Who demands the need for a residential treatment?

The demands can be made by either the patient, the family, or by a therapist. Regardless of who makes the demand, it is important that the patient agrees with the decision and is willing to change the situation.

How do we do it?

Daily individual, medical or psychological, therapy.

It is important that the person voluntarily entered the center as this translates to an awareness of the problem, which streamlines operations and increases active participation in the program.

During the stay, the patient has an individualized medical and psychological monitoring through daily individual therapy with professionals that have over twenty years of experience in the field of addictions. The high frequency of professional interventions allows more intensive work that shortens the length of the residential treatment to 6-8 weeks.
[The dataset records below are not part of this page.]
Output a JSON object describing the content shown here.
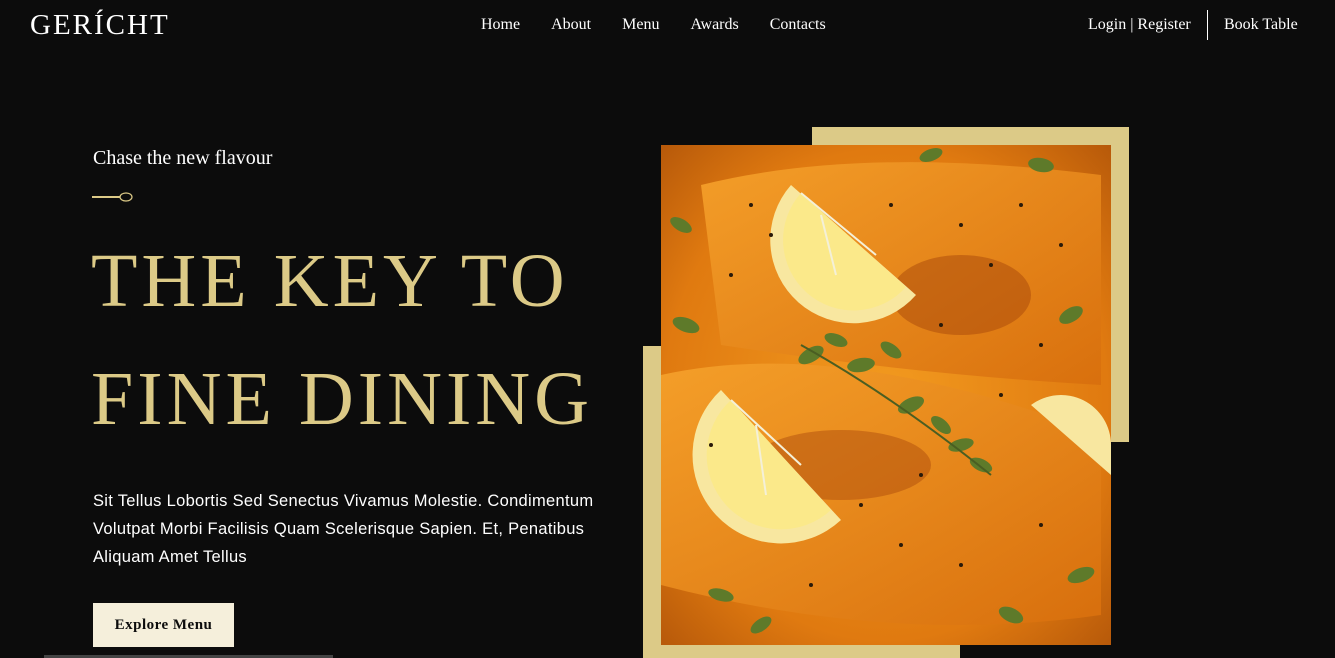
{
  "brand": {
    "logo": "GERÍCHT"
  },
  "nav": {
    "links": [
      "Home",
      "About",
      "Menu",
      "Awards",
      "Contacts"
    ],
    "login": "Login",
    "separator": " | ",
    "register": "Register",
    "book_table": "Book Table"
  },
  "hero": {
    "subtitle": "Chase the new flavour",
    "headline_line1": "THE KEY TO",
    "headline_line2": "FINE DINING",
    "description": "Sit Tellus Lobortis Sed Senectus Vivamus Molestie. Condimentum Volutpat Morbi Facilisis Quam Scelerisque Sapien. Et, Penatibus Aliquam Amet Tellus",
    "button_label": "Explore Menu",
    "image_icon": "salmon-dish-image"
  },
  "colors": {
    "background": "#0c0c0c",
    "accent_gold": "#dcca87",
    "button_bg": "#f5efdb",
    "text": "#ffffff"
  }
}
People are different and each need different interventions. In therapy we tacke the addiction itself and what's behind it. Using different types of interventions and strategies with the aim of discovering what is interfering with your life and how to cope correctly with it. Some of the objectives are: changing unhealthy habits, recovering family and social relationships, learning to identify and properly manage emotions, etc.

Workshop and sports activities in a natural setting.
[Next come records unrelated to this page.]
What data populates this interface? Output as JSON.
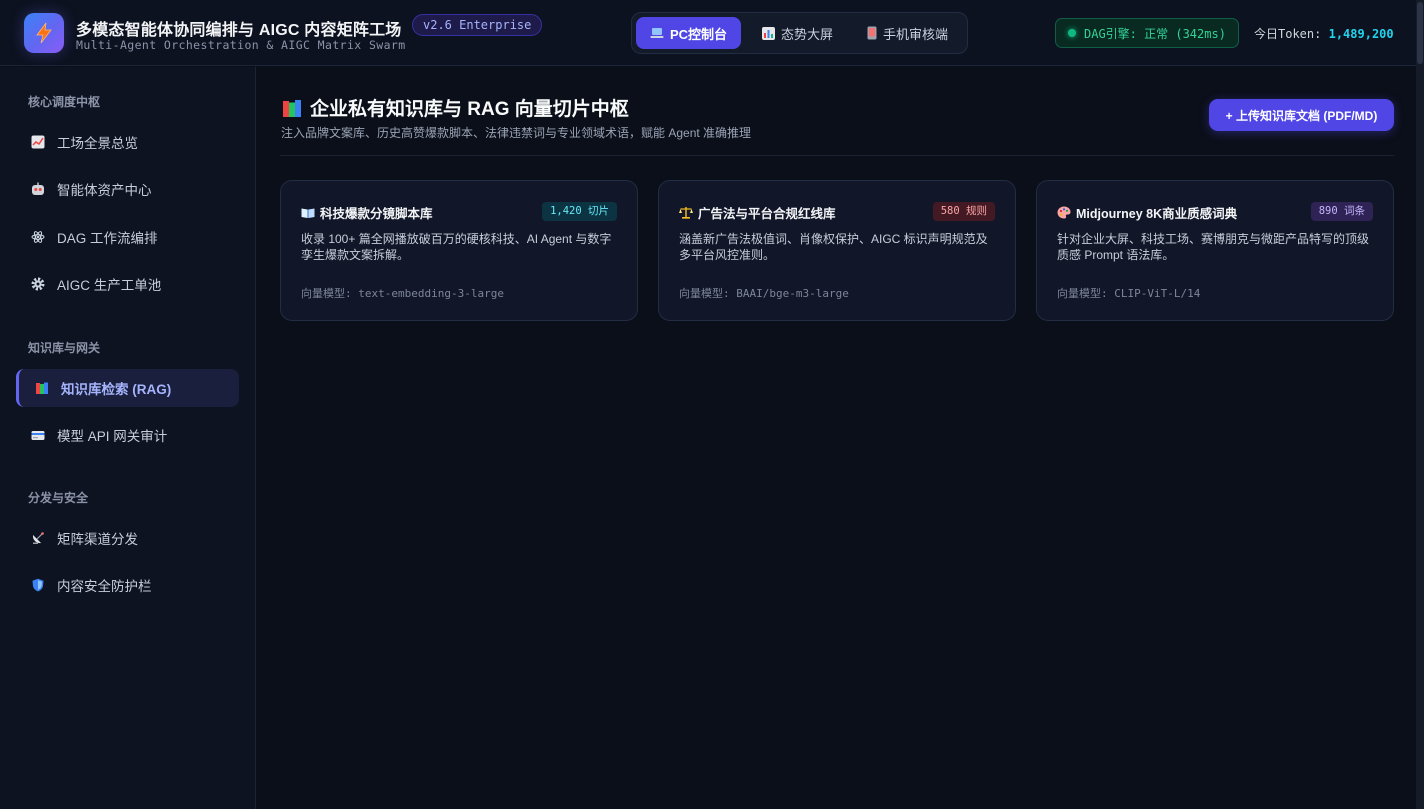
{
  "header": {
    "title": "多模态智能体协同编排与 AIGC 内容矩阵工场",
    "version": "v2.6 Enterprise",
    "subtitle": "Multi-Agent Orchestration & AIGC Matrix Swarm",
    "view_tabs": [
      {
        "label": "PC控制台",
        "icon": "laptop-icon"
      },
      {
        "label": "态势大屏",
        "icon": "bar-chart-icon"
      },
      {
        "label": "手机审核端",
        "icon": "mobile-phone-icon"
      }
    ],
    "engine_status": "DAG引擎: 正常 (342ms)",
    "token_label": "今日Token:",
    "token_value": "1,489,200"
  },
  "sidebar": {
    "groups": [
      {
        "title": "核心调度中枢",
        "items": [
          {
            "label": "工场全景总览",
            "icon": "trend-chart-icon"
          },
          {
            "label": "智能体资产中心",
            "icon": "robot-icon"
          },
          {
            "label": "DAG 工作流编排",
            "icon": "atom-icon"
          },
          {
            "label": "AIGC 生产工单池",
            "icon": "gear-icon"
          }
        ]
      },
      {
        "title": "知识库与网关",
        "items": [
          {
            "label": "知识库检索 (RAG)",
            "icon": "books-icon"
          },
          {
            "label": "模型 API 网关审计",
            "icon": "credit-card-icon"
          }
        ]
      },
      {
        "title": "分发与安全",
        "items": [
          {
            "label": "矩阵渠道分发",
            "icon": "satellite-dish-icon"
          },
          {
            "label": "内容安全防护栏",
            "icon": "shield-icon"
          }
        ]
      }
    ]
  },
  "main": {
    "title": "企业私有知识库与 RAG 向量切片中枢",
    "title_icon": "books-icon",
    "subtitle": "注入品牌文案库、历史高赞爆款脚本、法律违禁词与专业领域术语，赋能 Agent 准确推理",
    "upload_label": "+ 上传知识库文档 (PDF/MD)",
    "cards": [
      {
        "title": "科技爆款分镜脚本库",
        "icon": "open-book-icon",
        "badge": "1,420 切片",
        "desc": "收录 100+ 篇全网播放破百万的硬核科技、AI Agent 与数字孪生爆款文案拆解。",
        "model": "向量模型: text-embedding-3-large"
      },
      {
        "title": "广告法与平台合规红线库",
        "icon": "balance-scale-icon",
        "badge": "580 规则",
        "desc": "涵盖新广告法极值词、肖像权保护、AIGC 标识声明规范及多平台风控准则。",
        "model": "向量模型: BAAI/bge-m3-large"
      },
      {
        "title": "Midjourney 8K商业质感词典",
        "icon": "palette-icon",
        "badge": "890 词条",
        "desc": "针对企业大屏、科技工场、赛博朋克与微距产品特写的顶级质感 Prompt 语法库。",
        "model": "向量模型: CLIP-ViT-L/14"
      }
    ]
  },
  "colors": {
    "background": "#0b0f19",
    "accent": "#4f46e5",
    "status_ok": "#10b981",
    "token_value": "#22d3ee"
  }
}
In addition to daily therapy, we leave time for personal training and leisure. Patients will also perform optional group activities: gardening, cooking, etc. and a workshop that combines photography and therapy. The objective we persue is that the person learns to plan and manage their time correctly.

Family and couples therapy.

The intervention aims to be respectful of the patient and provide a space to think that will protect both the patient and their environment. This allows not to spoil the situation and in many cases, to preserve personal and professional relationships that would otherwise be lost irretrievably.

It is recommended, as long as the patient agrees, to involve family and / or partners in the treatment process.

EXTERNAL TREATMENT

When does it take place?

There are two situations in which outpatient treatment is indicated:

A) Those cases where the claim is not related to addictions or residential therapy is not considered relevant:
- Psychological treatment not related to addiction (anxiety, depression, bereavement, conflicting separations, etc.).
- Guiding and / or psychologically strengthening the family and / or partner of a patient.
- Patients with drug problems who have never done a treatment and could benefit just from ambulatory therapy.
- With patients that residential treatment could have a negative impact instead of being beneficious due to being isolated from their family and social environment.

B) Ambulatory monitoring once the residential treatment is completed.This monitoring is very important to reinforce and clarify those difficulties that will arise in the patient's daily life and to maintain abstinence.

                     

Who does the monitoring of the patient?

- Mas Ferriol, whenever possible.

- Their usual psychologist and / or psychiatrist, in cases where the patient arrives at Mas Ferriol derived from some other professional.

- Another professional. In cases where the patient lives far away from Mas Ferriol and physical distance makes it difficult to follow up with the team at the center, the patient is referred to a specialist in your area.